In the first event of its kind in the UK, the Army Engagement Group was invited by religious leaders from the Minhaj-ul-Quran mosque in Nelson to give a presentation to those attending evening prayers.
The group, which tours the country explaining the Army’s role to various audiences, then faced a question and answer session at the Carr Street centre, which dealt with subjects such as the effects of conflict on civilians and career opportunities in the military.
Earlier in the day they had also visited Tauheedul Islam Girls’ High School and Sixth Form College and Tauheedul Islam Boys’ School in Blackburn.
Col Philip Harrison, deputy commander of 42nd Infantry Brigade, said: “It’s important that we talk with communities in our region so that we better understand their perspectives and they have a better idea about our role in society.

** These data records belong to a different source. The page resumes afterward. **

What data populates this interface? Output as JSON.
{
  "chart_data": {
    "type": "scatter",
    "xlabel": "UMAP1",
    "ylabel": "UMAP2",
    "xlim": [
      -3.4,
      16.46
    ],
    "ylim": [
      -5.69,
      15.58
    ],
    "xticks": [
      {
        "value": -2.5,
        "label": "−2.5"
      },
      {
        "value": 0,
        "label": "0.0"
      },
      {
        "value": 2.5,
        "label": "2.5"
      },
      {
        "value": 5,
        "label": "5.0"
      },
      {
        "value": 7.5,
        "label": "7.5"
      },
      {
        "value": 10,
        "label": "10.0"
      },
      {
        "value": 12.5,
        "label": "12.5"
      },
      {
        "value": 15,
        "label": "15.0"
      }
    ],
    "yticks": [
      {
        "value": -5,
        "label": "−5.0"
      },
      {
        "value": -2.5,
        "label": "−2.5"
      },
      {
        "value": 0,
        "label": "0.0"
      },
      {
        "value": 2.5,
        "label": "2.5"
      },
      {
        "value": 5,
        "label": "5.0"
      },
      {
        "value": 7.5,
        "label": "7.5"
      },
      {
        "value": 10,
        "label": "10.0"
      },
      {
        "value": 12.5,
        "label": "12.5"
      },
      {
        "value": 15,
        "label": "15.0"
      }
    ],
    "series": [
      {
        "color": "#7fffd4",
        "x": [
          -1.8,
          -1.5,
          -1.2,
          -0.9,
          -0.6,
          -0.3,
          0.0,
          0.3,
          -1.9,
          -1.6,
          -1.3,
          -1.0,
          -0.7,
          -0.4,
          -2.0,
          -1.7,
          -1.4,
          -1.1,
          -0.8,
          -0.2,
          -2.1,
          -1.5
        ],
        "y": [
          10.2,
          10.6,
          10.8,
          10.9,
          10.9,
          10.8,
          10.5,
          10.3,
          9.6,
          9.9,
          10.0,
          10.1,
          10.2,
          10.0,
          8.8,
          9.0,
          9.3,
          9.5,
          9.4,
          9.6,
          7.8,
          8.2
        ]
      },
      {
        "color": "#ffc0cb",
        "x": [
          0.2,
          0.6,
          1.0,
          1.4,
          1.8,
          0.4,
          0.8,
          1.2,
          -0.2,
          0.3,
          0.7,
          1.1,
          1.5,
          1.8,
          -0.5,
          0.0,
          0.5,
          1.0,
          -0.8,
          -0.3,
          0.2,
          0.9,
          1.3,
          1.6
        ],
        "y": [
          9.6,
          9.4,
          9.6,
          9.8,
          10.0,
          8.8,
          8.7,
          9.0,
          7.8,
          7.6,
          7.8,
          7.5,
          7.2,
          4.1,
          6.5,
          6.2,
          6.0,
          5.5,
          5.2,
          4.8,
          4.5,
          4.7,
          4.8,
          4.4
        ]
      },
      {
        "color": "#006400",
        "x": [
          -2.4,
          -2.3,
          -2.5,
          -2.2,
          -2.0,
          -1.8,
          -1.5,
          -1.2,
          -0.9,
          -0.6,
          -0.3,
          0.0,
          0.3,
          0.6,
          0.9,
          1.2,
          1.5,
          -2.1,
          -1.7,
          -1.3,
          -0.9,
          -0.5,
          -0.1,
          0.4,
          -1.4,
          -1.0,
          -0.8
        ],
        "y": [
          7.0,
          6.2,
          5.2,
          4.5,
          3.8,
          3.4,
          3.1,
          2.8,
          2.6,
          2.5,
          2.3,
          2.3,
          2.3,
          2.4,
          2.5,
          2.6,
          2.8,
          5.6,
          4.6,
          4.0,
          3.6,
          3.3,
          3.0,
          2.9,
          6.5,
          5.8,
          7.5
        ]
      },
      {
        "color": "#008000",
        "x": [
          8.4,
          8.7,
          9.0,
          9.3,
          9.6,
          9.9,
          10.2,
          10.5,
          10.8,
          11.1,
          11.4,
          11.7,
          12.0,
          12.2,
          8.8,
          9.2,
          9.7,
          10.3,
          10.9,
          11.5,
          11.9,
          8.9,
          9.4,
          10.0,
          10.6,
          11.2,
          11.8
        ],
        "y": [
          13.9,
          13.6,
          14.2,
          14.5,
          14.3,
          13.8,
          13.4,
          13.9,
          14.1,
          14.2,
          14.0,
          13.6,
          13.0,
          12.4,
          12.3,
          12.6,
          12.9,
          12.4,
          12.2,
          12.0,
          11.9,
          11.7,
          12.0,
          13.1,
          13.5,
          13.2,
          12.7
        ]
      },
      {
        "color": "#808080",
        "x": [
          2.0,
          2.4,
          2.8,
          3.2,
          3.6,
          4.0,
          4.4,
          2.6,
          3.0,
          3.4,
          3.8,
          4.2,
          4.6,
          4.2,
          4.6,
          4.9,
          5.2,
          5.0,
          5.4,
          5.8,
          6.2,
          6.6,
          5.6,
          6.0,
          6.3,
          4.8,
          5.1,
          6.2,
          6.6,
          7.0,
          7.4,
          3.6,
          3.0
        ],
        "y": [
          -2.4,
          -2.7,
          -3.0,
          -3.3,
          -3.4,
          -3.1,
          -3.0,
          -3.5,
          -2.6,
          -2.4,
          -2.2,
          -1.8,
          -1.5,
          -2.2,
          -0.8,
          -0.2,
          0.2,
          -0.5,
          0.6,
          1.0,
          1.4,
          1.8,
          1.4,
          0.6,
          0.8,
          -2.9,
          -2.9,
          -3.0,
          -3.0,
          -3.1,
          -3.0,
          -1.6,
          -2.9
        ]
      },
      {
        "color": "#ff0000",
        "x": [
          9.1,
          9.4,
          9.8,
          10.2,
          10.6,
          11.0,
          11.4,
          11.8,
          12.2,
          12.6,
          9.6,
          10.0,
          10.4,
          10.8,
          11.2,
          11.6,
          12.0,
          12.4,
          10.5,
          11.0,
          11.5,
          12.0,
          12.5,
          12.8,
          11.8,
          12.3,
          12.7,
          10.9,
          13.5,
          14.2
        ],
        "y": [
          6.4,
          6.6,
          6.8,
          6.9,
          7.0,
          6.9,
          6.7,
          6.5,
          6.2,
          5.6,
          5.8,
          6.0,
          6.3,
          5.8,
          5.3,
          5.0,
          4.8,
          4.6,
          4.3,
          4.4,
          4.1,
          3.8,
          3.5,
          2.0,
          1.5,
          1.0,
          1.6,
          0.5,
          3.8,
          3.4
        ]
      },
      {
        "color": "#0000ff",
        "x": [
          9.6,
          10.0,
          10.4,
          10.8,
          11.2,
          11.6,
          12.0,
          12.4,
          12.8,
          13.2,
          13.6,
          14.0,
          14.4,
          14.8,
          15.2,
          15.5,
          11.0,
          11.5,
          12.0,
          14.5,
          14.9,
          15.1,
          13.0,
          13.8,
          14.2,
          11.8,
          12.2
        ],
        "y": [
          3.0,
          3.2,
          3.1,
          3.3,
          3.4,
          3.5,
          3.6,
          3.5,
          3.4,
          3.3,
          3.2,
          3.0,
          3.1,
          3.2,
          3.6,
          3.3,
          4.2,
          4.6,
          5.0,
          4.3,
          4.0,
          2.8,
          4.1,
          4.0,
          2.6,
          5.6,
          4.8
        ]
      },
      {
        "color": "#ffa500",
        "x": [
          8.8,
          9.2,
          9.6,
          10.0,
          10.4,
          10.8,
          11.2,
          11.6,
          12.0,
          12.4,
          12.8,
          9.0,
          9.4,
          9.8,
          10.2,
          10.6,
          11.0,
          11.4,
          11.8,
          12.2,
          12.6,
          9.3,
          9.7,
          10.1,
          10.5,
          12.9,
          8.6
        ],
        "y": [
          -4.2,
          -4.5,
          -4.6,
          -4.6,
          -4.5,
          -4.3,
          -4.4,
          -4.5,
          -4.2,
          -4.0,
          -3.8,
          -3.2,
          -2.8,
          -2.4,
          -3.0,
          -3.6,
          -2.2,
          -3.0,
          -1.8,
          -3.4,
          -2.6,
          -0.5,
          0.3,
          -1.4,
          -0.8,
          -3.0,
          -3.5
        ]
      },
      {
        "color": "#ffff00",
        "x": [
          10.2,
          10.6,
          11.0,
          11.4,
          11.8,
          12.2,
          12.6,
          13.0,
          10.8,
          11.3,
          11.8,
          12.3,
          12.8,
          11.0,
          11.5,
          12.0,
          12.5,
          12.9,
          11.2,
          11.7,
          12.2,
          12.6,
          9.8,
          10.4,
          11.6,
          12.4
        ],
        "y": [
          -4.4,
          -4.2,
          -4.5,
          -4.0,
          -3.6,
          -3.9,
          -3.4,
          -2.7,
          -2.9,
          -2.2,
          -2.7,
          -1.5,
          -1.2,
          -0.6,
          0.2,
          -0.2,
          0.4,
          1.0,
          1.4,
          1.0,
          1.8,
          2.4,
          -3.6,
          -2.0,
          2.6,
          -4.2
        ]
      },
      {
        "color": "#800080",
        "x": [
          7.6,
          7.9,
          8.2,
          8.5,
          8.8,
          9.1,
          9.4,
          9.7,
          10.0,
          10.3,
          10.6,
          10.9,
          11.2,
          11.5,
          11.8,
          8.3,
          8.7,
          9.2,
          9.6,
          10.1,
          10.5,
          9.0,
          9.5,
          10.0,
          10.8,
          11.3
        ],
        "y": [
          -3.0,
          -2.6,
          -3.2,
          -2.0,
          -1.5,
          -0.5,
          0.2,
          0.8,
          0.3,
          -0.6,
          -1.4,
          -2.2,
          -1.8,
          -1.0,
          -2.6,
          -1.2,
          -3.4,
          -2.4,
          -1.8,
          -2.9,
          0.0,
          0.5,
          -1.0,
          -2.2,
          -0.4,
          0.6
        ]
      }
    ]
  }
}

“It’s clear from the questions we were asked after our presentation, and the discussion we had over our meal, that everyone found the evening helpful and informative.
“But this is just a starting point for us and I’m looking forward to more opportunities to meet with many members of the Muslim community, and other faiths, across the North West.”
General secretary of Minhaj-ul-Quran International (UK), Moazzam Raza, described the event as “informative”, adding: “It’s very important that local communities understand the services that the civilian and state institutions provide for the nation, the challenges they face and support they require.
“It is equally important that the great institutions of our country understand our diverse communities and serve them accordingly.”
Faz Patel, who works with the Duke of Lancaster’s Regiment, said: “We have had a great day.
“It was quite something for ours to be the first mosque in the country to host a visit by the Army Engagement Group.”